Can I borrow your Covid immunity?

But one day in 2009, while Mascola was in the lab break room eating a sandwich, one of his scientists came up to him with a big smile: they had found the no-glow they were looking for. goods. .

That antibody came from a man known as Donor 45. Doria-Rose, who met the study participants when they came in for their regular check-ups, says Donor 45 was an extremely private gay black man in his sixties. from Washington, DC. . They named the antibody VRC01 – the first from the Vaccine Research Center.

It took almost a decade to develop a drug from this antibody and set up a clinical trial to make sure it was safe and effective. Other HIV researchers taking different paths have come up with antiretroviral drugs – the famous “triple cocktail” – that effectively treat and prevent HIV infections by interfering with the virus’s ability to make copies of itself. The crisis was not over yet. People still contracted HIV, but the antiretrovirals usually allowed them to lead normal lives. As access to those drugs increased, the effort to use antibodies to make HIV drugs became less urgent. It stopped, a clinical trial was started, but not that many people are paying close attention to it.

And then came Covid-19. That day in January 2020, Mascola immediately saw that everything he and his colleagues had learned from studying HIV antibodies could be mobilized to treat the new pathogen. It would be “the culmination of a life’s work,” he says.

Mascola is a modest man. He communicates with economics. “When he puts an exclamation point in an email, you know you’ve done something phenomenal!” Doria-Rose wrote to me. So when he came to her office, they got to work right away.
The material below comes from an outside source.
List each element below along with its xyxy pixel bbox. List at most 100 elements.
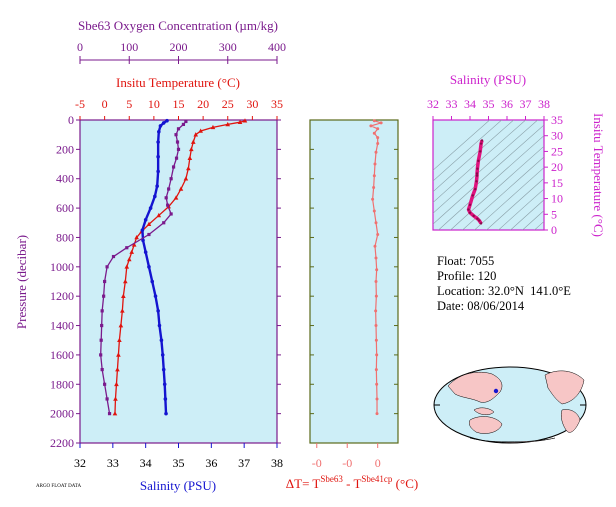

Doria-Rose began asking the team members to start the cell sorters and fill the tiny muffin tins and develop test cells that glowed. They revised their work schedules and went all-in.

Even for you was born, your immune system began to make antibodies to fight off potential pathogens. They are astonishingly diverse: The average person has billions of B cells that can produce between 9 and 17 million different antibodies. Antibody molecules are Y-shaped and their tips have nooks and crannies that can attach to specific viruses or bacteria. When that binding occurs, the antibodies block the invaders from attaching to healthy cells and transporting them away. The really ingenious thing, though, is not only that an antibody can seek out its enemy to destroy, but that sticking to the pathogen is also a signal to the immune system to make more of that particular form. Even one antibody can summon the troops, allowing your immune system to wage war on an invading army.

Unfortunately, when an entirely new pathogen such as HIV or the new coronavirus emerges, a well-matched form is rare, even in our vast pre-existing natural repertoire of antibodies. Typically consisting of an attenuated virus or fragments of a virus, vaccines train the body to develop a locking antibody – an antibody that will bind to and neutralize the real pathogen when we encounter it in the world. This is known as active immunity. The body’s immune system goes to a basic workout and it emerges with a fit fighting force. Antibody therapies like the one Mascola was working on for HIV, on the other hand, give you passive immunity: a mercenary army is introduced into the body to do the work for you temporarily.

The discovery of passive immunity dates back to the late 1800s, when Emil Behring, a German scientist with sad hooded eyes and a slender beard, began injecting 220 children with animal blood. The children had all contracted diphtheria, a gruesome disease that slowly suffocated the victims. Behring had tried to treat the disease by experimenting with rabbits, guinea pigs, goats, and horses, and giving infected animals the blood of recovered animals. He didn’t know why, but the sick animals improved. So he gave the children the blood of diphtheria-exposed animals, and in 1894 published the results: About twice as many children as would normally be expected to survive actually survived. Behring’s “serum therapy” approach was considered such a success that he later received the first-ever Nobel Prize in physiology or medicine.